Marine Court, St. Leonards-on-Sea
... along the prom ...

Saturday, 12 October 2013

The Best Building in London - The Natural History Museum

This wonderful Romanesque entrance doesn't lead into a cathedral but to my favourite London building, the Natural History Museum, on Cromwell Road. The temporary barriers don't enhance the appearance, but are sometimes necessary for crowd control in a building which has almost five million visitors each year.


I was first taken to the Natural History Museum when I was just five or six and I fell in love with the building before we even got inside. The exterior of the building is covered with statues, gargoyles and plaques of creatures which were hand-modelled and then cast in terracotta. I was fascinated by the plaques around the gates which depict mice and squirrels.


Plaque depicting three mice on a gatepost
 outside the main entrance.
No creature is too insignificant, everything from mice and beetles to wolves and sabre-toothed tigers are sculpted.

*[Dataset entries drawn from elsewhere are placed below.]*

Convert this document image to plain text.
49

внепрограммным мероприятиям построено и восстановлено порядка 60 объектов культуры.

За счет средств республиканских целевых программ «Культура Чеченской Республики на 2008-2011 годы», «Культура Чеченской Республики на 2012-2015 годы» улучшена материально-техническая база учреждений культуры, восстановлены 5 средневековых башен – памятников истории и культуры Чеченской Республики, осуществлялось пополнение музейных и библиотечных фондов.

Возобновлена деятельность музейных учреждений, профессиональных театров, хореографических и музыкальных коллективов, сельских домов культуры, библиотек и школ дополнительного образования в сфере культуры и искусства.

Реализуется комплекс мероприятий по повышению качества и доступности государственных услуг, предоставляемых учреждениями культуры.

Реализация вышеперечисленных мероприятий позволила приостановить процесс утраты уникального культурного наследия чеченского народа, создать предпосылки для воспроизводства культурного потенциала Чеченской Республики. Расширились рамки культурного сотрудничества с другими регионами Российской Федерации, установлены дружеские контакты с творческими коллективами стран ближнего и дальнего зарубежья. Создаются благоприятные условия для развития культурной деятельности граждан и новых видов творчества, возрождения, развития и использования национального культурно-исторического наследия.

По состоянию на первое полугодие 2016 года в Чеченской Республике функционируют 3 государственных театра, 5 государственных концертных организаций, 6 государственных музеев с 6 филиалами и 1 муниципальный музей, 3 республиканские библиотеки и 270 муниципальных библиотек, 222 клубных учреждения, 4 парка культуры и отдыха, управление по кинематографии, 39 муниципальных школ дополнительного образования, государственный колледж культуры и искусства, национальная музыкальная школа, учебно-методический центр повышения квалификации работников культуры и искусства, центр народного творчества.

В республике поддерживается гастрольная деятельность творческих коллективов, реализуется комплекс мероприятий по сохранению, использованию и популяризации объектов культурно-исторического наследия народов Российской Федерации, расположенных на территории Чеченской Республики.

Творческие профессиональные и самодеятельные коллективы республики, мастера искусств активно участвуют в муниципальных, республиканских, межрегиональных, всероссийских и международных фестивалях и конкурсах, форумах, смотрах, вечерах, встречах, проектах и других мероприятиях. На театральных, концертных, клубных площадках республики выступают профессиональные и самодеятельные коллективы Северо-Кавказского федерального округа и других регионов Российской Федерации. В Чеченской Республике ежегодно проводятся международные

Pterodactyl plaque on the roof
Large statue of a Sabre-toothed cat
on the West tower, stylised to appear
heraldic - the head was cast separately
Small plaque of a crab on a mullion between
lower ground floor windows









The designs were individually sketched by Alfred Waterhouse, the Liverpool architect who was responsible for the whole building. His sketches were then sculpted and cast by a firm of terracotta manufacturers Farmer & Brindley. The named sculptor is M. Dujardin,
his first name was possibly Oscar or Hubert. He is thought to have been French but little is now known about him.

The building's two wings depicted different groups of creatures, those ornamenting the exterior of the West wing were extinct, those on the East wing were, at the time they were modelled, still surviving. Some larger sculptures had to be cast in more than one piece and certain creatures were given heraldic stylisation.

Today the building is in a much better state than when I first saw it. The exterior was cleaned of a century's worth of London soot and grime in the 1970's, I remember it as being  all black. Now the detailed terracotta can be enjoyed in all its glory.